By Íñigo Villegui | Capitalmadrid.com | Something is happening in the euro zone. The possibility of a purchase of bonds by the European Central Bank or by a bailout fund, which would favour the tightening of risk premiums and facilitate access to markets for public and private sectors, is getting closer. Or, at least, that’s what investors assume. They have gone from considering that Spanish finances were doomed to dismiss this hypothesis.
It is expected that the European Central Bank will make an important announcement next Thursday, which will remove uncertainties and will cut the Spanish risk premium down to more acceptable levels. At present, the IBEX 35 fluctuates between 5,900 and 7,250 points. If the ECB decision is confirmed, the downside risks could be removed and the IBEX 35 could increase to 7,500/7,600 points. As a matter of fact, the last three days have been positive and pleasant.
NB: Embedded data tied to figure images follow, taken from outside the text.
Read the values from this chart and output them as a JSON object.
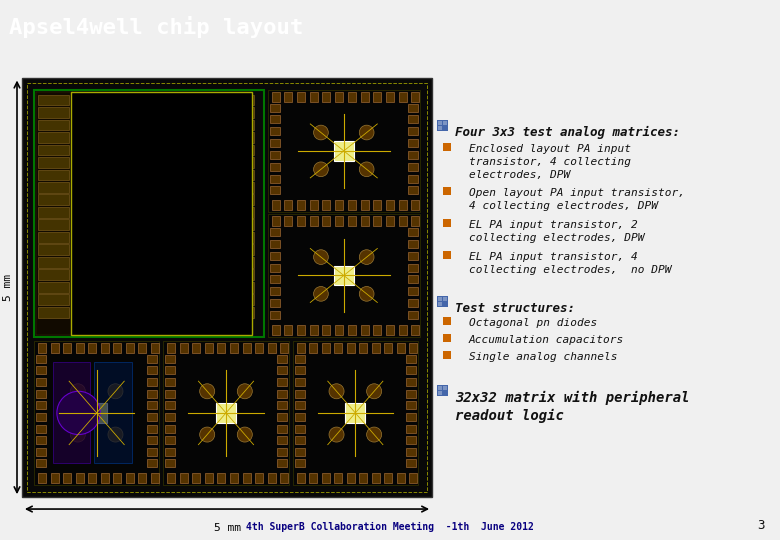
{
  "title": "Apsel4well chip layout",
  "title_bg": "#080080",
  "title_color": "#ffffff",
  "bg_color": "#f0f0f0",
  "footer_line2": "4th SuperB Collaboration Meeting  -1th  June 2012",
  "footer_page": "3",
  "footer_color": "#080080",
  "section1_title": "Four 3x3 test analog matrices:",
  "section1_bullets": [
    [
      "Enclosed layout PA input",
      "transistor, 4 collecting",
      "electrodes, DPW"
    ],
    [
      "Open layout PA input transistor,",
      "4 collecting electrodes, DPW"
    ],
    [
      "EL PA input transistor, 2",
      "collecting electrodes, DPW"
    ],
    [
      "EL PA input transistor, 4",
      "collecting electrodes,  no DPW"
    ]
  ],
  "section2_title": "Test structures:",
  "section2_bullets": [
    [
      "Octagonal pn diodes"
    ],
    [
      "Accumulation capacitors"
    ],
    [
      "Single analog channels"
    ]
  ],
  "section3_title": [
    "32x32 matrix with peripheral",
    "readout logic"
  ],
  "bullet_icon_color": "#cc6600",
  "section_icon_color": "#4466aa",
  "text_color": "#111111",
  "chip_bg": "#080808",
  "chip_border": "#ffffff"
}
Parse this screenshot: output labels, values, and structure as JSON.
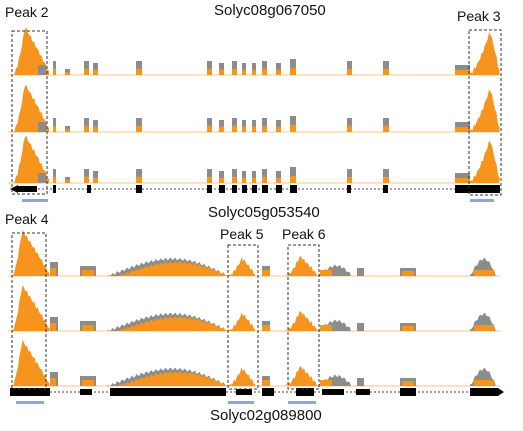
{
  "panel_top": {
    "gene_top": "Solyc08g067050",
    "peaks": [
      {
        "label": "Peak 2"
      },
      {
        "label": "Peak 3"
      }
    ],
    "tracks": 3
  },
  "panel_bottom": {
    "gene_top": "Solyc05g053540",
    "gene_bottom": "Solyc02g089800",
    "peaks": [
      {
        "label": "Peak 4"
      },
      {
        "label": "Peak 5"
      },
      {
        "label": "Peak 6"
      }
    ],
    "tracks": 3
  },
  "colors": {
    "orange": "#f7941d",
    "gray": "#8c8c8c",
    "baseline": "#f6c48a",
    "exon": "#000000",
    "peak_bar": "#8fa7d8",
    "dash_box": "#333333"
  }
}
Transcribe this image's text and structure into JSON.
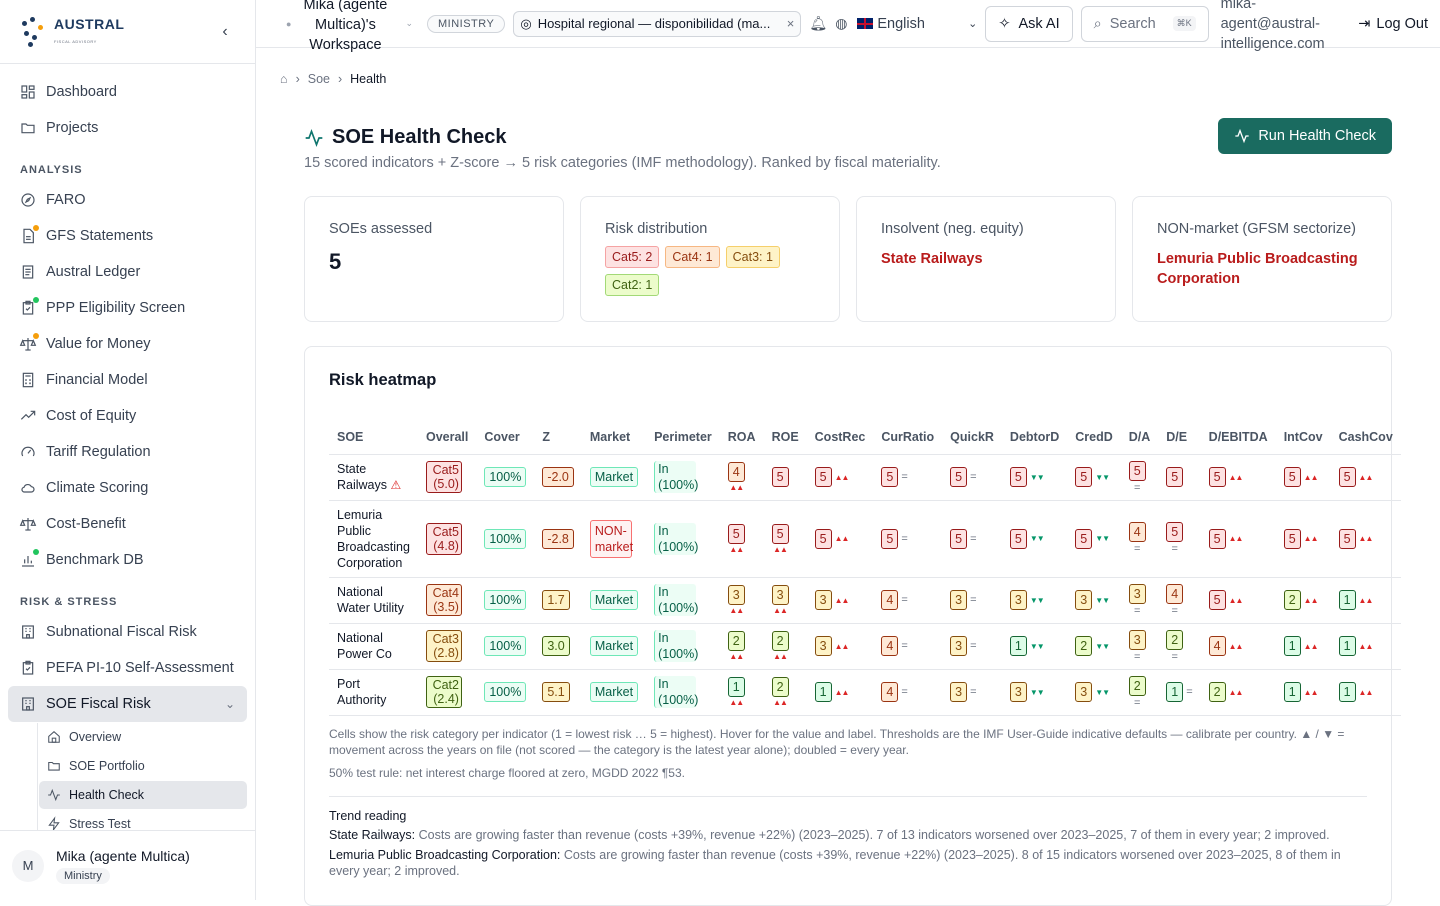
{
  "workspace": {
    "name": "Mika (agente Multica)'s Workspace",
    "badge": "MINISTRY"
  },
  "context": {
    "label": "Hospital regional — disponibilidad (ma..."
  },
  "topbar": {
    "language": "English",
    "ask_ai": "Ask AI",
    "search": "Search",
    "shortcut": "⌘K",
    "email": "mika-agent@austral-intelligence.com",
    "logout": "Log Out"
  },
  "logo": {
    "name": "AUSTRAL",
    "tagline": "FISCAL ADVISORY"
  },
  "nav": {
    "top": [
      {
        "label": "Dashboard",
        "icon": "dashboard-icon"
      },
      {
        "label": "Projects",
        "icon": "folder-icon"
      }
    ],
    "analysis_label": "ANALYSIS",
    "analysis": [
      {
        "label": "FARO",
        "icon": "compass-icon",
        "dot": ""
      },
      {
        "label": "GFS Statements",
        "icon": "file-icon",
        "dot": "o"
      },
      {
        "label": "Austral Ledger",
        "icon": "ledger-icon",
        "dot": ""
      },
      {
        "label": "PPP Eligibility Screen",
        "icon": "clipboard-icon",
        "dot": "g"
      },
      {
        "label": "Value for Money",
        "icon": "scale-icon",
        "dot": "o"
      },
      {
        "label": "Financial Model",
        "icon": "calculator-icon",
        "dot": ""
      },
      {
        "label": "Cost of Equity",
        "icon": "trending-icon",
        "dot": ""
      },
      {
        "label": "Tariff Regulation",
        "icon": "gauge-icon",
        "dot": ""
      },
      {
        "label": "Climate Scoring",
        "icon": "cloud-icon",
        "dot": ""
      },
      {
        "label": "Cost-Benefit",
        "icon": "scale-icon",
        "dot": ""
      },
      {
        "label": "Benchmark DB",
        "icon": "chart-icon",
        "dot": "g"
      }
    ],
    "risk_label": "RISK & STRESS",
    "risk": [
      {
        "label": "Subnational Fiscal Risk",
        "icon": "building-icon"
      },
      {
        "label": "PEFA PI-10 Self-Assessment",
        "icon": "clipboard-icon"
      }
    ],
    "active": "SOE Fiscal Risk",
    "sub": [
      {
        "label": "Overview",
        "icon": "home-icon"
      },
      {
        "label": "SOE Portfolio",
        "icon": "folder-icon"
      },
      {
        "label": "Health Check",
        "icon": "activity-icon"
      },
      {
        "label": "Stress Test",
        "icon": "zap-icon"
      }
    ]
  },
  "user": {
    "initial": "M",
    "name": "Mika (agente Multica)",
    "role": "Ministry"
  },
  "breadcrumb": [
    "Soe",
    "Health"
  ],
  "page": {
    "title": "SOE Health Check",
    "subtitle": "15 scored indicators + Z-score → 5 risk categories (IMF methodology). Ranked by fiscal materiality.",
    "run_button": "Run Health Check"
  },
  "cards": {
    "assessed_label": "SOEs assessed",
    "assessed_value": "5",
    "dist_label": "Risk distribution",
    "dist": [
      {
        "text": "Cat5: 2",
        "cls": "c5"
      },
      {
        "text": "Cat4: 1",
        "cls": "c4"
      },
      {
        "text": "Cat3: 1",
        "cls": "c3"
      },
      {
        "text": "Cat2: 1",
        "cls": "c2"
      }
    ],
    "insolvent_label": "Insolvent (neg. equity)",
    "insolvent_value": "State Railways",
    "nonmarket_label": "NON-market (GFSM sectorize)",
    "nonmarket_value": "Lemuria Public Broadcasting Corporation"
  },
  "heatmap": {
    "title": "Risk heatmap",
    "headers": [
      "SOE",
      "Overall",
      "Cover",
      "Z",
      "Market",
      "Perimeter",
      "ROA",
      "ROE",
      "CostRec",
      "CurRatio",
      "QuickR",
      "DebtorD",
      "CredD",
      "D/A",
      "D/E",
      "D/EBITDA",
      "IntCov",
      "CashCov"
    ],
    "rows": [
      {
        "soe": "State Railways",
        "warn": true,
        "overall": "Cat5 (5.0)",
        "ocat": 5,
        "cover": "100%",
        "z": "-2.0",
        "zcat": 4,
        "market": "Market",
        "mkt_ok": true,
        "perimeter": "In (100%)",
        "cells": [
          [
            4,
            "up",
            "v"
          ],
          [
            5,
            "",
            ""
          ],
          [
            5,
            "up",
            "h"
          ],
          [
            5,
            "eq",
            "h"
          ],
          [
            5,
            "eq",
            "h"
          ],
          [
            5,
            "dn",
            "h"
          ],
          [
            5,
            "dn",
            "h"
          ],
          [
            5,
            "eq",
            "v"
          ],
          [
            5,
            "",
            ""
          ],
          [
            5,
            "up",
            "h"
          ],
          [
            5,
            "up",
            "h"
          ],
          [
            5,
            "up",
            "h"
          ]
        ]
      },
      {
        "soe": "Lemuria Public Broadcasting Corporation",
        "warn": false,
        "overall": "Cat5 (4.8)",
        "ocat": 5,
        "cover": "100%",
        "z": "-2.8",
        "zcat": 4,
        "market": "NON-market",
        "mkt_ok": false,
        "perimeter": "In (100%)",
        "cells": [
          [
            5,
            "up",
            "v"
          ],
          [
            5,
            "up",
            "v"
          ],
          [
            5,
            "up",
            "h"
          ],
          [
            5,
            "eq",
            "h"
          ],
          [
            5,
            "eq",
            "h"
          ],
          [
            5,
            "dn",
            "h"
          ],
          [
            5,
            "dn",
            "h"
          ],
          [
            4,
            "eq",
            "v"
          ],
          [
            5,
            "eq",
            "v"
          ],
          [
            5,
            "up",
            "h"
          ],
          [
            5,
            "up",
            "h"
          ],
          [
            5,
            "up",
            "h"
          ]
        ]
      },
      {
        "soe": "National Water Utility",
        "warn": false,
        "overall": "Cat4 (3.5)",
        "ocat": 4,
        "cover": "100%",
        "z": "1.7",
        "zcat": 3,
        "market": "Market",
        "mkt_ok": true,
        "perimeter": "In (100%)",
        "cells": [
          [
            3,
            "up",
            "v"
          ],
          [
            3,
            "up",
            "v"
          ],
          [
            3,
            "up",
            "h"
          ],
          [
            4,
            "eq",
            "h"
          ],
          [
            3,
            "eq",
            "h"
          ],
          [
            3,
            "dn",
            "h"
          ],
          [
            3,
            "dn",
            "h"
          ],
          [
            3,
            "eq",
            "v"
          ],
          [
            4,
            "eq",
            "v"
          ],
          [
            5,
            "up",
            "h"
          ],
          [
            2,
            "up",
            "h"
          ],
          [
            1,
            "up",
            "h"
          ]
        ]
      },
      {
        "soe": "National Power Co",
        "warn": false,
        "overall": "Cat3 (2.8)",
        "ocat": 3,
        "cover": "100%",
        "z": "3.0",
        "zcat": 2,
        "market": "Market",
        "mkt_ok": true,
        "perimeter": "In (100%)",
        "cells": [
          [
            2,
            "up",
            "v"
          ],
          [
            2,
            "up",
            "v"
          ],
          [
            3,
            "up",
            "h"
          ],
          [
            4,
            "eq",
            "h"
          ],
          [
            3,
            "eq",
            "h"
          ],
          [
            1,
            "dn",
            "h"
          ],
          [
            2,
            "dn",
            "h"
          ],
          [
            3,
            "eq",
            "v"
          ],
          [
            2,
            "eq",
            "v"
          ],
          [
            4,
            "up",
            "h"
          ],
          [
            1,
            "up",
            "h"
          ],
          [
            1,
            "up",
            "h"
          ]
        ]
      },
      {
        "soe": "Port Authority",
        "warn": false,
        "overall": "Cat2 (2.4)",
        "ocat": 2,
        "cover": "100%",
        "z": "5.1",
        "zcat": 3,
        "market": "Market",
        "mkt_ok": true,
        "perimeter": "In (100%)",
        "cells": [
          [
            1,
            "up",
            "v"
          ],
          [
            2,
            "up",
            "v"
          ],
          [
            1,
            "up",
            "h"
          ],
          [
            4,
            "eq",
            "h"
          ],
          [
            3,
            "eq",
            "h"
          ],
          [
            3,
            "dn",
            "h"
          ],
          [
            3,
            "dn",
            "h"
          ],
          [
            2,
            "eq",
            "v"
          ],
          [
            1,
            "eq",
            "h"
          ],
          [
            2,
            "up",
            "h"
          ],
          [
            1,
            "up",
            "h"
          ],
          [
            1,
            "up",
            "h"
          ]
        ]
      }
    ],
    "note": "Cells show the risk category per indicator (1 = lowest risk … 5 = highest). Hover for the value and label. Thresholds are the IMF User-Guide indicative defaults — calibrate per country. ▲ / ▼ = movement across the years on file (not scored — the category is the latest year alone); doubled = every year.",
    "note2": "50% test rule: net interest charge floored at zero, MGDD 2022 ¶53.",
    "trend_title": "Trend reading",
    "trends": [
      {
        "name": "State Railways:",
        "text": "Costs are growing faster than revenue (costs +39%, revenue +22%) (2023–2025). 7 of 13 indicators worsened over 2023–2025, 7 of them in every year; 2 improved."
      },
      {
        "name": "Lemuria Public Broadcasting Corporation:",
        "text": "Costs are growing faster than revenue (costs +39%, revenue +22%) (2023–2025). 8 of 15 indicators worsened over 2023–2025, 8 of them in every year; 2 improved."
      }
    ]
  }
}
The current governor of the National Bank of Austria and director of the European Central Bank, Ewald Nowotny, has defended that the European Stability Mechanism (ESM) should obtain a banking license to get financing from the ECB and, this way, make it possible to significantly increase the availability resources. This, in turn, would allow the ESM to act in the debt markets if necessary.
Nowotny’s position surprised the markets in a positive way, because this possibility didn’t fit in with the thesis of northern euro countries, nor in fact with the ECB’s itself. But the surprise was even bigger when Mario Draghi himself said that he and the institution would do whatever was necessary to maintain the euro; and he added, “believe me, it will be enough.”
Draghi’s words gave the impression that new important measures are coming. Merkel and Hollande backed his position through a statement where they said they, too, “would do all in our power to defend the euro,” and that Germany and France were deeply committed to the integration of the euro zone. These pronouncements triggered a U-turn in the investor sentiment, and now investors are eagerly waiting for the FED, ECB and BoE meetings that will take place next August.
The slowdown in the US economy seems to point at new monetary policy stimulus packages. Also in the UK, the disappointment of the second quarter GDP figures may imply another round of monetary stimulus. The euro ball is in the ECB’s hands.